CAS + IMD significantly reduced the probability of 17 out of 23 symptoms compared to placebo. Symptom resolution was faster and more pronounced in patients without baseline antibodies or NAbs. Five symptoms (dyspnea, cough, fever, fatigue, loss of appetite) strongly predicted hospitalization/death. Treatment effects were greater in older patients, those with obesity, and those with high baseline viral load. Patients lacking early antibody responses showed a greater treatment benefit. Even patients who seroconverted late still benefited from treatment. The analysis revealed three symptom clusters based on response to treatment: early, mid-cycle, and delayed responders. IgG antibodies were identified as a crucial factor in symptom resolution and improved outcomes. The study demonstrated that early administration of CAS + IMD is critical in improving the course of the illness, especially in those with weak early antibody responses.

This study's findings demonstrate that CAS + IMD accelerates symptom resolution in high-risk COVID-19 patients, particularly in those with weak early antibody responses. The identification of five symptoms strongly associated with poor outcomes provides valuable clinical insights for risk stratification. The greater treatment benefit observed in patients with risk factors for severe disease underscores the importance of targeted antibody therapy for high-risk individuals. The finding that even late seroconverters benefit from CAS + IMD suggests the importance of timely treatment. The results support the critical role of IgG in resolving COVID-19 symptoms and improving outcomes. The study's findings have implications for clinical management and highlight the potential of CAS + IMD in improving COVID-19 outcomes.

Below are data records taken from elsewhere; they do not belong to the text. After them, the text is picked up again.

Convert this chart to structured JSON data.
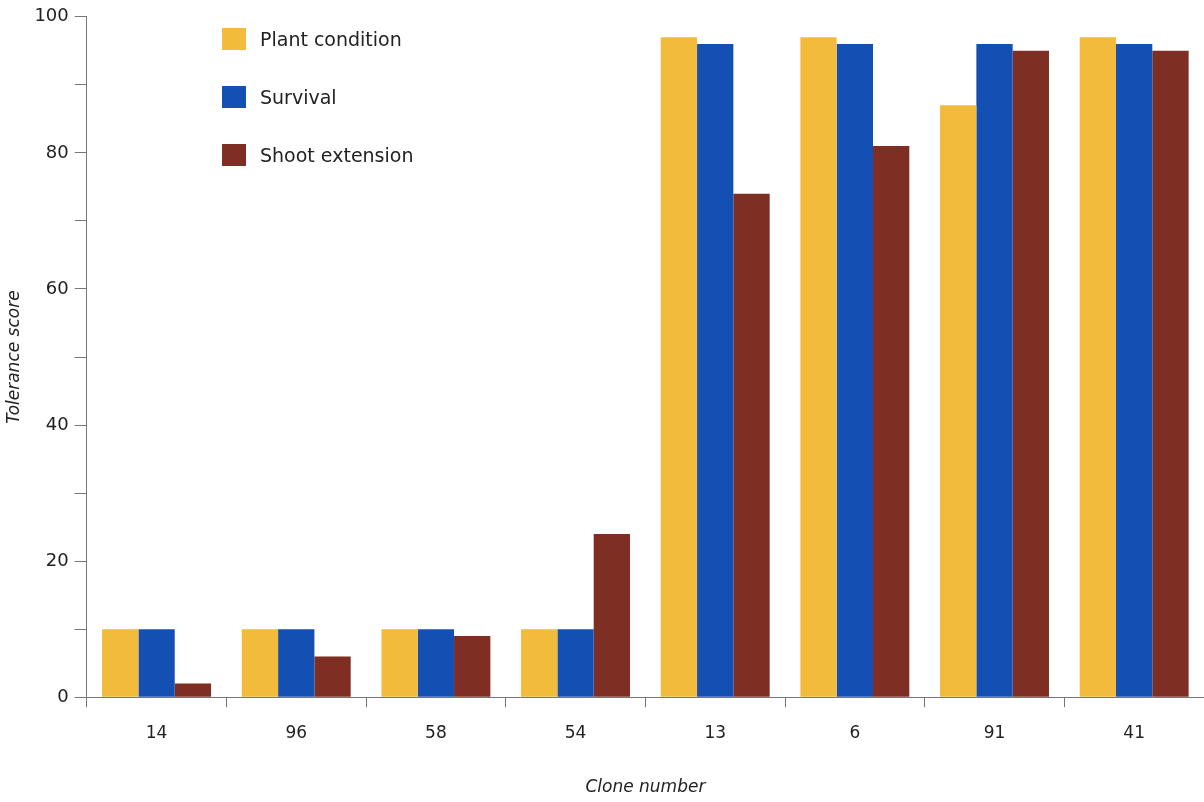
{
  "chart_data": {
    "type": "bar",
    "xlabel": "Clone number",
    "ylabel": "Tolerance score",
    "categories": [
      "14",
      "96",
      "58",
      "54",
      "13",
      "6",
      "91",
      "41"
    ],
    "series": [
      {
        "name": "Plant condition",
        "color": "#f2bb3c",
        "values": [
          10,
          10,
          10,
          10,
          97,
          97,
          87,
          97
        ]
      },
      {
        "name": "Survival",
        "color": "#1450b4",
        "values": [
          10,
          10,
          10,
          10,
          96,
          96,
          96,
          96
        ]
      },
      {
        "name": "Shoot extension",
        "color": "#7e2e22",
        "values": [
          2,
          6,
          9,
          24,
          74,
          81,
          95,
          95
        ]
      }
    ],
    "ylim": [
      0,
      100
    ],
    "yticks": [
      0,
      {
        "value": 10,
        "label": null
      },
      20,
      {
        "value": 30,
        "label": null
      },
      40,
      {
        "value": 50,
        "label": null
      },
      60,
      {
        "value": 70,
        "label": null
      },
      80,
      {
        "value": 90,
        "label": null
      },
      100
    ],
    "grid": false,
    "legend": "top left"
  }
}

This secondary analysis of a clinical trial demonstrates that CAS + IMD treatment significantly accelerates COVID-19 symptom resolution and improves outcomes, especially in patients lacking early or robust antibody responses. The identification of key symptoms predictive of hospitalization and death provides valuable clinical information for risk assessment and management. These findings underscore the importance of early administration of CAS + IMD in high-risk individuals. Further research should explore the contribution of T cells and non-neutralizing antibodies to overall immune response to COVID-19.

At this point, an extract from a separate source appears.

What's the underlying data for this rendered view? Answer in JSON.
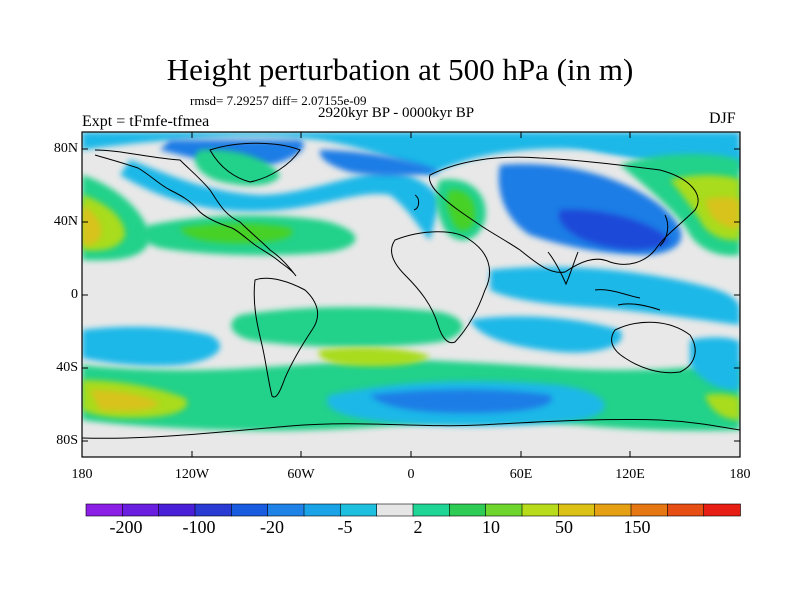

This study is a secondary analysis of an existing clinical trial, which limits the generalizability of the findings. The study population was primarily enrolled before the emergence of Omicron variants, potentially limiting the applicability to current circulating variants. The reliance on self-reported symptom data through an electronic diary could introduce potential bias. The study did not investigate the mechanism of action through which CAS + IMD improves antibody responses, nor the mechanisms through which the specific symptoms are reduced.